A Mangled Affair - Part II

I was disappointed to learn that I’d need a science credit to earn my degree at Boston University, but the lady in the registrar’s office assured me that I’d be in for a big surprise if I enrolled in a specific Geology class. I had no idea what she meant until a week later, when I met my professor.

THIS IS PART 2 of a SIX-PART STORY

Part 1 | Part 2 | Part 3 | Part 4 | Part 5 | Part 6


 

I can’t pretend that I didn’t have something bordering on arrogance when it came to having to take a geology course just to get the goddamn credit. I was older (not quite thirty), a single mom, and I didn’t have time for that sort of BS. But I had no choice. If I wanted to graduate, I’d have to learn about plate tectonics, rocks, earth. 

The class was held at night. The first time I went it was cold out, so I threw an old white fur coat I had inherited from my mother over my shoulders and sauntered into the lecture hall, taking a seat in the back. I didn’t look at the lecturer straight off, but I heard his voice -- warm, gruff, humorous -- and realized the whole class was laughing at something he’d said. When I finally settled myself and looked up, I saw a slim, handsome, middle-aged man in jeans and tan work boots pacing back and forth at the front of the hall. He had unruly blond hair, one cowlicky piece standing up like a flame at the crown of his head. His pants were rolled unevenly: I caught a glimpse of red sock that for some reason made me want to swoon. He looked more like someone who worked on a ranch in Montana than a college professor. 

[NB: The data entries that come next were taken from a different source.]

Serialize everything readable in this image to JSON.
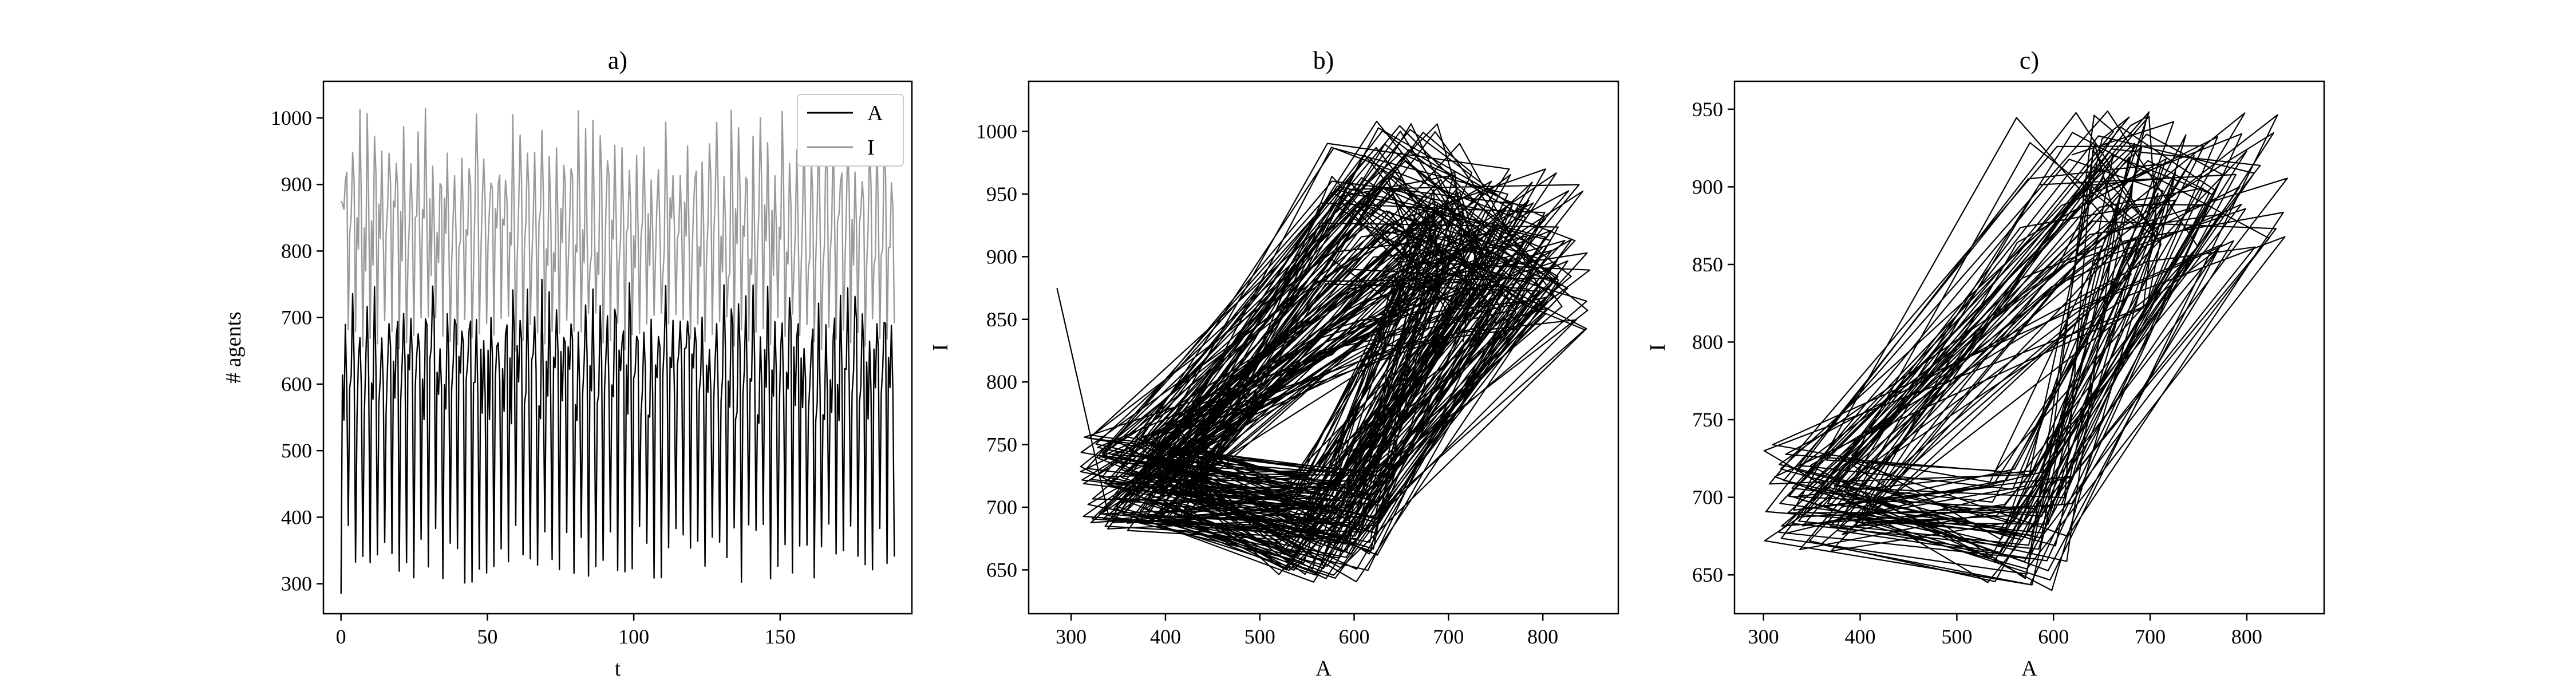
{
  "chart_data": [
    {
      "type": "line",
      "title": "a)",
      "xlabel": "t",
      "ylabel": "# agents",
      "xlim": [
        -6,
        195
      ],
      "ylim": [
        255,
        1055
      ],
      "xticks": [
        0,
        50,
        100,
        150
      ],
      "yticks": [
        300,
        400,
        500,
        600,
        700,
        800,
        900,
        1000
      ],
      "legend": "top-right",
      "series": [
        {
          "name": "A",
          "color": "#000000"
        },
        {
          "name": "I",
          "color": "#999999"
        }
      ],
      "t_range": [
        0,
        189
      ],
      "A_range": [
        285,
        850
      ],
      "I_range": [
        640,
        1025
      ],
      "period_approx": 2.6
    },
    {
      "type": "line",
      "title": "b)",
      "xlabel": "A",
      "ylabel": "I",
      "xlim": [
        255,
        880
      ],
      "ylim": [
        615,
        1040
      ],
      "xticks": [
        300,
        400,
        500,
        600,
        700,
        800
      ],
      "yticks": [
        650,
        700,
        750,
        800,
        850,
        900,
        950,
        1000
      ],
      "color": "#000000",
      "x_range": [
        285,
        850
      ],
      "y_range": [
        633,
        1025
      ]
    },
    {
      "type": "line",
      "title": "c)",
      "xlabel": "A",
      "ylabel": "I",
      "xlim": [
        270,
        880
      ],
      "ylim": [
        625,
        968
      ],
      "xticks": [
        300,
        400,
        500,
        600,
        700,
        800
      ],
      "yticks": [
        650,
        700,
        750,
        800,
        850,
        900,
        950
      ],
      "color": "#000000",
      "x_range": [
        300,
        850
      ],
      "y_range": [
        640,
        950
      ]
    }
  ]
}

The lecture hall was crowded -- this guy was popular! -- and I decided to move to the front at the break so I could hear better. I found a seat in the front row and opened the book I was reading, Middlemarch by George Eliot. The lecturer was standing right next to my desk. He had written a mathematical equation on the board, and nervously I asked just how much math would be required for this course.

He looked at me (his eyes seemed to look right through me) and laughed. “What you see there,” he gestured toward the board, “is all the math you’re gonna get.” Then he pointed at my book. “But if you can get through a novel like that, you can get through anything.” 

The remark seemed to set up a private little understanding between us.

I was older, closer to his age than most of the other students, and had already been through quite a lot in my life. From the look of his face, slightly battered, creases and worry lines marching across his cheeks, I could see he’d been through a lot, too. When I looked up his name in the catalogue, something I’d neglected to do earlier, I learned it was Dabney Withers Caldwell, which made a little bell go off way at the back of my head. It took a while for me to figure it out, but eventually I realized that Dabney Withers, my red-socked professor, was the son of famed southern writer, Erskine Caldwell. And with that piece of information, my fascination with the man soared.